More important, however, is the enduring hold on our nation of the democratic ideal, the notion that “all men are created equal” — all men, not just men from certain ethnic groups or from aristocratic families. And to this day — or so it seems to me, and I’ve done a lot of traveling in my time — America remains uniquely democratic in its mannerisms, in the way people from different classes interact.
Of course, our democratic ideal has always been accompanied by enormous hypocrisy, starting with the many founding fathers who espoused the rights of man, then went back to enjoying the fruits of slave labor. Today’s America is a place where everyone claims to support equality of opportunity, yet we are, objectively, the most class-ridden nation in the Western world — the country where children of the wealthy are most likely to inherit their parents’ status. It’s also a place where everyone celebrates the right to vote, yet many politicians work hard to disenfranchise the poor and nonwhite.

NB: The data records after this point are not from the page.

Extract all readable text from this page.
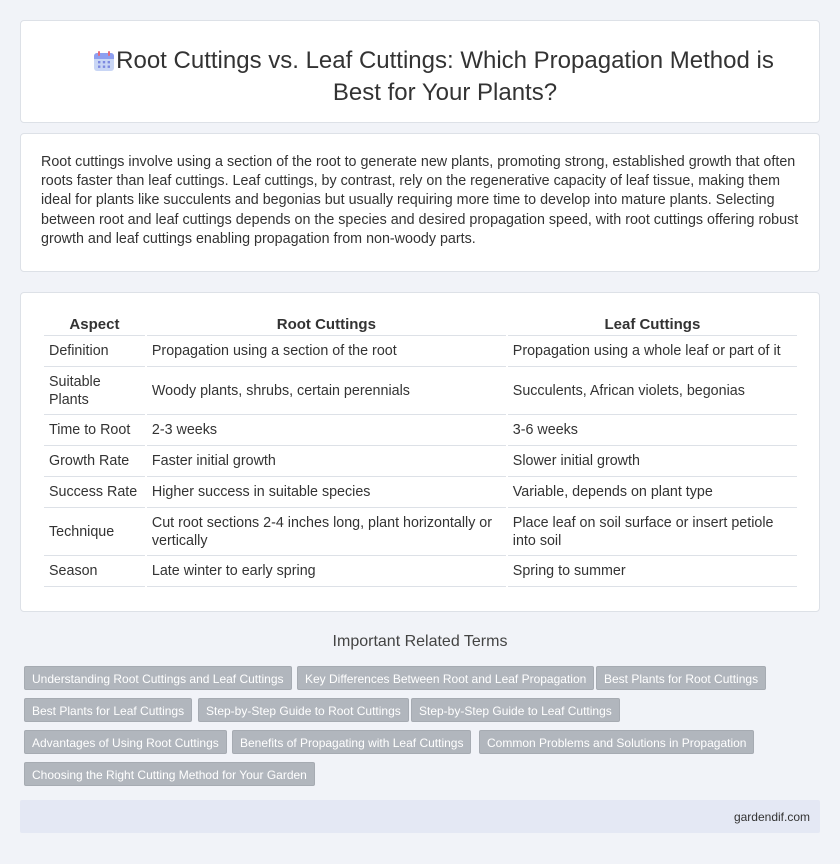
Root Cuttings vs. Leaf Cuttings: Which Propagation Method is Best for Your Plants?

Root cuttings involve using a section of the root to generate new plants, promoting strong, established growth that often roots faster than leaf cuttings. Leaf cuttings, by contrast, rely on the regenerative capacity of leaf tissue, making them ideal for plants like succulents and begonias but usually requiring more time to develop into mature plants. Selecting between root and leaf cuttings depends on the species and desired propagation speed, with root cuttings offering robust growth and leaf cuttings enabling propagation from non-woody parts.

Aspect	Root Cuttings	Leaf Cuttings
Definition	Propagation using a section of the root	Propagation using a whole leaf or part of it
Suitable Plants	Woody plants, shrubs, certain perennials	Succulents, African violets, begonias
Time to Root	2-3 weeks	3-6 weeks
Growth Rate	Faster initial growth	Slower initial growth
Success Rate	Higher success in suitable species	Variable, depends on plant type
Technique	Cut root sections 2-4 inches long, plant horizontally or vertically	Place leaf on soil surface or insert petiole into soil
Season	Late winter to early spring	Spring to summer
Important Related Terms
Understanding Root Cuttings and Leaf Cuttings	Key Differences Between Root and Leaf Propagation	Best Plants for Root Cuttings
Best Plants for Leaf Cuttings	Step-by-Step Guide to Root Cuttings	Step-by-Step Guide to Leaf Cuttings
Advantages of Using Root Cuttings	Benefits of Propagating with Leaf Cuttings	Common Problems and Solutions in Propagation
Choosing the Right Cutting Method for Your Garden
gardendif.com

But that very hypocrisy is, in a way, a good sign. The wealthy may defend their privileges, but given the temper of America, they have to pretend that they’re doing no such thing. The block-the-vote people know what they’re doing, but they also know that they mustn’t say it in so many words. In effect, both groups know that the nation will view them as un-American unless they pay at least lip service to democratic ideals — and in that fact lies the hope of redemption.
So, yes, we are still, in a deep sense, the nation that declared independence and, more important, declared that all men have rights. Let’s all raise our hot dogs in salute.